Two Institutional Shareholder Services (ISS) Directors Identified. ISS, together with Barclays Global, Assumes Key Role in Microsoft Financial Pyramid Scheme to Collapse Hewlett Packard and Create Unique Risk to Pension Fiduciaries. ISS refuses to disclose its ownership structure on its website prior to key HP Compaq vote, in particular the timing and full extent of its relationship with Warburg Pincus, Hermes in the UK and others. Warburg Pincus key holding, BEA Systems, recently announced "landmark partnership" with Hewlett Packard.

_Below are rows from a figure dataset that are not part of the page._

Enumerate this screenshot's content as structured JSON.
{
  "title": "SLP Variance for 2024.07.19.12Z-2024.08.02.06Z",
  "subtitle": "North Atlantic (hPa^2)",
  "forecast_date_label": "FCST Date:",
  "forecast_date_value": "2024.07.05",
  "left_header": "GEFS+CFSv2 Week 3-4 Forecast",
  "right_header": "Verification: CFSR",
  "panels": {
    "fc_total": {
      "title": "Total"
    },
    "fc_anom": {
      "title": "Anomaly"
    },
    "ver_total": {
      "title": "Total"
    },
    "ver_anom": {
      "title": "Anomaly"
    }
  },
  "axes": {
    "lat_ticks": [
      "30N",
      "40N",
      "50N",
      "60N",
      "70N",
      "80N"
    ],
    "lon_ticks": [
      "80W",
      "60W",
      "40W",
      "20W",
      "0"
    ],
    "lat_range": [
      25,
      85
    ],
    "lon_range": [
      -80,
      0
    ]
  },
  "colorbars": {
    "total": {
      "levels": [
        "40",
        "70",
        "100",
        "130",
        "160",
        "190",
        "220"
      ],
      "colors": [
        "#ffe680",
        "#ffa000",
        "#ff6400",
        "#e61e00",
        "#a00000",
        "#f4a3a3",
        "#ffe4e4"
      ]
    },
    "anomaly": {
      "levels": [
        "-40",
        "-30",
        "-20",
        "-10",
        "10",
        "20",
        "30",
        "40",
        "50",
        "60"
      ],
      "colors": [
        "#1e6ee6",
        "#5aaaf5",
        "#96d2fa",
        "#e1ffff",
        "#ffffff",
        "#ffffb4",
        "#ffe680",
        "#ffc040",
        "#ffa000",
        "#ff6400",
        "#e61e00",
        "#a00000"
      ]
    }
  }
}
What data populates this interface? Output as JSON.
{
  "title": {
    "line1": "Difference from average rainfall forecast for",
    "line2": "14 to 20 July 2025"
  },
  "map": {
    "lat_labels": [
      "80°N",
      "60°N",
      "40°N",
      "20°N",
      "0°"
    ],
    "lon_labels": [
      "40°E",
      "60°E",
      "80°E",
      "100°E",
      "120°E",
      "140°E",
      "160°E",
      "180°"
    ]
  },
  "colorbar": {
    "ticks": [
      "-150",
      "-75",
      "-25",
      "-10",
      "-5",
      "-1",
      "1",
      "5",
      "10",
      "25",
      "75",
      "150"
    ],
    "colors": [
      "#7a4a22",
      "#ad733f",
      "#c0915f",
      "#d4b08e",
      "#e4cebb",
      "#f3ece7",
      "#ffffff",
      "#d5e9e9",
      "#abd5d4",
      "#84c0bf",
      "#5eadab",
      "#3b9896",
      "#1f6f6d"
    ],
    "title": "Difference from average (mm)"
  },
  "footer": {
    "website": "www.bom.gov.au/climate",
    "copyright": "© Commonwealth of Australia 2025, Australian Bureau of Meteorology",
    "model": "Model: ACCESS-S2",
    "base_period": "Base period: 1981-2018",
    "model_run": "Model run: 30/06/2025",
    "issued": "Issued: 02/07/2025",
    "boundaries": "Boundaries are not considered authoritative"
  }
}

PORTLAND, Ore., Parish & Company today discloses updated findings regarding its review of Institutional Shareholder Services (ISS) and the proposed HP Compaq merger based upon a detailed review of regulatory filings with the SEC and extensive interviews. ISS is now strangely the most powerful investment firm in the United States and few people understand its activities and significant conflicts of interest with Barclays, one of the biggest managers of public pension funds in the US and also one of HP's largest shareholders.
According to an August 6, 2001 article in Pensions and Investments, Institutional Shareholder Services CEO Jaime Heard is quoted as saying that Warburg Pincus would control two of eight seats on its board of directors. One need only visit www.nasdaq.com and examine Compaq's largest shareholders to see that as of 12/31/2001 Warburg Pincus Credit Suisse owned more than $112 million in Compaq stock. This is very confusing because, technically, Warburg Pincus sold its asset management business to Credit Suisse in 2001. One could argue that this is therefore not a conflict of interest yet before doing so many of these other relationships should be fully examined.
Much more interesting is that Warburg Pincus has a significant investment in BEA Systems, more than $2 billion, and recently BEA announced a new "landmark partnership" with Hewlett Packard which will bring significant new revenues to BEA Systems. One might ask, if true, should HP management not be required to disclose this prior to the vote on merging with Compaq given two ISS directors are at Warburg Pincus.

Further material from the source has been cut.